We did want to get, in the hour or so we had, onto the Tumble Bug and hurtle back and forth in that aluminum-plated darkness. And to the carousel. And then to choose: do we close the night on the carousel or on the Blue Streak? We tried for the Blue Streak, and that is how we got the backseat (I think it was) ride on that inexplicably magic last train of the night.
So we had the long, slow walk out of the closed park, alongside the other people who were staying through to the last rides of the night. We could have hoped for the hours spent waiting for the rain to let up, but, we couldn't be seriously disappointed when the day offered a coda like that nighttime hour at the park.
An odd little point back at the hotel. We passed a room door that was locked. I mean, with a bracket mounted on the door and frame and secured by a padlock. We didn't work out a satisfactory explanation for this, but we also stopped trying after the first two or three attempts came up short.
Trivia: In 1955 Margaret Burbidge applied for a position at Mount Wilson observatory, to be told there were no toilet facilities for women on the mountain. Her husband, a theorist, was hired as a postdoc at Caltech, and she used his allocated observing time while he read books in the dark room.
Source: The Perfect Machine: Building the Palomar Telescope, Ronald Florence.
Currently Reading: The Complete Peanuts, 1995 - 1996, Charles M Schulz. Editor Gary Groth.
PS: Revealed: Barney Google Lead Time, Desire To Mess With My Head, a little something that surprised me right after the Comics Kingdom strips for the day posted.
PPS: some more stuff from Dallas.
And isn't it nice to know you can play Skee-Ball while visiting the Master Control Program?
Back at the Fun! center, it's the Barb Wire pinball game I had no idea existed, based on the movie that the studio released instead of the Mystery Science Theater 3000 movie. They should totally make an MST3K pinball.
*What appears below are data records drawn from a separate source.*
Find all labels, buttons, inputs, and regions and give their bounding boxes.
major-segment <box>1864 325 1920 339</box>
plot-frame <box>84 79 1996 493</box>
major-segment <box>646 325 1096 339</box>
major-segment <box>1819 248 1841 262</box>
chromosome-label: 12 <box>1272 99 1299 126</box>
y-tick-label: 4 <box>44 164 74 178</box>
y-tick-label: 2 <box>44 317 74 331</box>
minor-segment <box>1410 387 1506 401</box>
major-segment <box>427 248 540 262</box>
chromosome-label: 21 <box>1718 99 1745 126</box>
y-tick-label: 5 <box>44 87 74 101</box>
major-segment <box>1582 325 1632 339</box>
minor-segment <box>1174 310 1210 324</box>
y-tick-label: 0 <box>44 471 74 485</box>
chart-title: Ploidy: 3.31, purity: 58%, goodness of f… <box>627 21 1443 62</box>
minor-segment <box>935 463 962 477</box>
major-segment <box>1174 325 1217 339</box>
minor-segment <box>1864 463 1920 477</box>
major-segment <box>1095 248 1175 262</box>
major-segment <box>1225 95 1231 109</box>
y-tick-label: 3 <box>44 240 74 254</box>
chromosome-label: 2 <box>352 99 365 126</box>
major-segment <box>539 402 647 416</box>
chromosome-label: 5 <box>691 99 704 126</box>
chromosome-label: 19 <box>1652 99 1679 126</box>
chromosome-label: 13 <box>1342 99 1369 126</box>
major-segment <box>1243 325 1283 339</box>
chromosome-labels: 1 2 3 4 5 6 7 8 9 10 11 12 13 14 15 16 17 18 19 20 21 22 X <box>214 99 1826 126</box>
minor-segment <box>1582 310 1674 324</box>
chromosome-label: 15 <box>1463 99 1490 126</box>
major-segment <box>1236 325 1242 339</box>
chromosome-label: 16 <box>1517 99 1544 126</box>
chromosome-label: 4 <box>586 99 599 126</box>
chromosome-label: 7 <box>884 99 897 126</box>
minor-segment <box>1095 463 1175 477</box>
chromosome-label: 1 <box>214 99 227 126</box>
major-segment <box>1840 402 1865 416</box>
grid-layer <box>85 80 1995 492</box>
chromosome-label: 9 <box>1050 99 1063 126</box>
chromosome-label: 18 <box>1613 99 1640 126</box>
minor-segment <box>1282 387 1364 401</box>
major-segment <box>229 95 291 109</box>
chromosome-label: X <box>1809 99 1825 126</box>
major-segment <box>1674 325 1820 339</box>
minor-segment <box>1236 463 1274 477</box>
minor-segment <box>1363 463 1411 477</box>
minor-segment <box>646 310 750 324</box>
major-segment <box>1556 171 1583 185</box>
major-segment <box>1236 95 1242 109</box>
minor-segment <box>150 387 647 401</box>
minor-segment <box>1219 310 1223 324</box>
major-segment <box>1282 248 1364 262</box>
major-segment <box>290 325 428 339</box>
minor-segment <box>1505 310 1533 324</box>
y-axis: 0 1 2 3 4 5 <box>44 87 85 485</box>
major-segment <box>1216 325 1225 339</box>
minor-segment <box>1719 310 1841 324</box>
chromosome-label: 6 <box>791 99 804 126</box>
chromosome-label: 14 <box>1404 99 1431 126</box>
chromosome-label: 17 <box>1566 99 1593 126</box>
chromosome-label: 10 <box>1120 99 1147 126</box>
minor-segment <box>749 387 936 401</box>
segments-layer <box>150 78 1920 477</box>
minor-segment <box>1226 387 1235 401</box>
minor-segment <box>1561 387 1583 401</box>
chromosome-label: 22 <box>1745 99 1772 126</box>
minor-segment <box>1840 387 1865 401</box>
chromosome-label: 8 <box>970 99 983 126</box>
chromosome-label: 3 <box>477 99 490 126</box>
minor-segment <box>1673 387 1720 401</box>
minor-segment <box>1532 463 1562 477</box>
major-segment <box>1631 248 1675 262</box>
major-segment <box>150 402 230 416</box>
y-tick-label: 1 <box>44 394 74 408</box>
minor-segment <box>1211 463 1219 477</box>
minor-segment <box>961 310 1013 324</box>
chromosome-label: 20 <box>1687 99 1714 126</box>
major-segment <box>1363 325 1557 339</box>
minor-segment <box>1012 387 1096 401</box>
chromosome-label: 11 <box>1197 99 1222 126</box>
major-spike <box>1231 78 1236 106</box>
Pin-Golf. The struggle is to get enough points on each table; here,Road Kings, a late solid state that bunny_hugger managed to beat the hard way, not getting the jackpot shot. While she was playing she got on the stream again and (a) got a text from MWS moments after the game pulled some nonsense by unfairly kicking the ball to the outlane, and (b) made the score objective without hitting the jackpot shot, which the commenters guessed (correctly) was because she didn't know what it was. But getting the points the longer, harder way meant she still managed it ``like a boss''.